Es zerfetzt mich, der innere Schmerz zieht sich durch meinen Körper, es gibt kein Entrinnen. Der Druck steigt und steigt und steigt, die Tränen sind nicht aufzuhalten, ich denke an Flucht. Flucht vor dem Schmerz und der quälenden Stimme im Kopf, die mich umbringen möchte. Ich sinke auf die Knie, krümme mich. Alles staut sich. Ich möchte irgendwas kaputt schlagen, den inneren zu einem körperlichen Schmerz werden lassen. Wenn ich es irgendwie schaffe mich aufzurappeln, muss ich raus. Ich muss weg. Zwei gute Beispiele dafür: Letztes Jahr in München, als man auf Tour war. Die Wände der Unterkunft kamen immer mehr auf mich zu, ich hielt es nicht mehr aus. Zog die Schuhe an, eine leichte Jacke. Draussen schneite es, der Schnee war wenige Zentimeter hoch. Ich fror. Ich lief und lief und lief, sah vor lauter Tränen alles verschwommen. Ich war mit meiner Kraft vollkommen am Ende, war außer Atem. Dennoch pushte mich irgendwas, trieb mich voran, ich solle weitergehen.
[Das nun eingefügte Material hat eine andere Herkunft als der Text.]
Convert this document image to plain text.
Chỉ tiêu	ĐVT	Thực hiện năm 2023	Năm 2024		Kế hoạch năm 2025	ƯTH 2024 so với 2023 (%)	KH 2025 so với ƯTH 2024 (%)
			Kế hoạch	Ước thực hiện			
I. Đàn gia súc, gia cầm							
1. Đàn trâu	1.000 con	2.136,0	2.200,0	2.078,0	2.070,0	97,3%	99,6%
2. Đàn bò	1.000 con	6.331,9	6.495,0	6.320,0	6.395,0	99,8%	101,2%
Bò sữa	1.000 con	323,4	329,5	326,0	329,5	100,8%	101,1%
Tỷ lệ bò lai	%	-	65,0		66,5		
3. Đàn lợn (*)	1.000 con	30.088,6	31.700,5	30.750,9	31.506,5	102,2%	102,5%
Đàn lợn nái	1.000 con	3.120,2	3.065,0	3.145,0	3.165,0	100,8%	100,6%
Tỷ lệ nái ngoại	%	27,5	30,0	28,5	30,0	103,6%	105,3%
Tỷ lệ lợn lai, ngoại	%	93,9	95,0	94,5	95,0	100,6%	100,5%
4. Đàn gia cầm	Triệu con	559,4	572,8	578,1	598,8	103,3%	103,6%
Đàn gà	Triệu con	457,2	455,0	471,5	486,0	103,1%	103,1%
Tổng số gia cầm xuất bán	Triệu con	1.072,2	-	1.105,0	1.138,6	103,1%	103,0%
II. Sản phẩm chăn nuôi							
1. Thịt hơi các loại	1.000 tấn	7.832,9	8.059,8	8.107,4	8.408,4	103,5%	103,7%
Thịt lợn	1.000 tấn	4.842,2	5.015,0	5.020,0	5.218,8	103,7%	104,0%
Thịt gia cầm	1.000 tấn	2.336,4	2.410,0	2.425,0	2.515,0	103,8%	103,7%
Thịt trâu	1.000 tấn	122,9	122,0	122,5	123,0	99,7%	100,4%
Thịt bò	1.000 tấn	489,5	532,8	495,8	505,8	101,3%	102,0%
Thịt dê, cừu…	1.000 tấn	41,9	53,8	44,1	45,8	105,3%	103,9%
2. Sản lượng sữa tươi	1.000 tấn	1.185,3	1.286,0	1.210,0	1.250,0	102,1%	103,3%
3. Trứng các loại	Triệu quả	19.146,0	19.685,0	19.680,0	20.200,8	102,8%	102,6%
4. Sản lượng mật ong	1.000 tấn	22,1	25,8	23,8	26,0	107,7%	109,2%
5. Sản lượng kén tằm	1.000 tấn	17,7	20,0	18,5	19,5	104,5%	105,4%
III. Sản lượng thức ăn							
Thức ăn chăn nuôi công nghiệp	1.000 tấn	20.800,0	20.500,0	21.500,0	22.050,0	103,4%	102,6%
Irgendwann blieb ich erschöpft stehen, an einer Kreuzung. Sah mich um, schaute nach rechts, sah eine Brücke.

‚Na? Was denkst du? Wäre eine gute Möglichkeit, oder? Ich glaube, dass es keine bessere Möglichkeit mehr in dieser Nacht geben wird. Meinst du, sie ist hoch genug? Komm, lass uns mal näher rangehen!‘

Verrückt, aber ich tat es. Aber irgendwas ließ mich erschaudern, wahrscheinlich doch noch der letzte Funke Lebenswille, der sich nun zu Wort meldete. Verfroren, mit 0,0% Energie und Kraftreserven ging es zurück zur Unterkunft, in der Küche liefen noch viele Tränen, als ich vor dem Fenster saß und dem Schneetreiben zusah.

Und das andere Beispiel vom 26. Mai, als ich bei der Tour von Nathan Gray war. Kurz vor der zweiten Show in der Tropfsteinhöhle packte es mich erneut so stark, dass es mich selbst sehr überraschte. Der Auslöser war mir völlig schleierhaft, aber ich musste raus, lief fast noch Ben Christo über den Haufen. Kaum kam ich vor der Höhle zum Stehen, brach der Tornado los. Der Schmerz ergriff mich, ich befand mich erneut im dunklen Tunnel. Wo muss ich hin? Welcher Weg ist jetzt der sicherste? Was zur Hölle passiert hier gerade..?!

‚Hey! Ich bin es mal wieder. Hast du mich schon vermisst?‘

Ich fing an zu laufen. Die Sonne war schon lange untergegangen und ich stolperte einen verlassenen Waldweg lang. Ich werde nie vergessen, wie friedlich und still alles um mich herum war, während in meinem Kopf ein absolutes Chaos und ein ungeheurer Lärm herrschte. Ich lief außer Atem steilere Straßenabschnitte und Gehwege hoch. Welch entsetzlicher und durchdringender Schmerz, der sich in Sekundenschnelle ausbreitete und mir regelrecht die Kehle zuschnürte. Meine Kraft war bereits nach dem letzten Abschnitt aufgebraucht.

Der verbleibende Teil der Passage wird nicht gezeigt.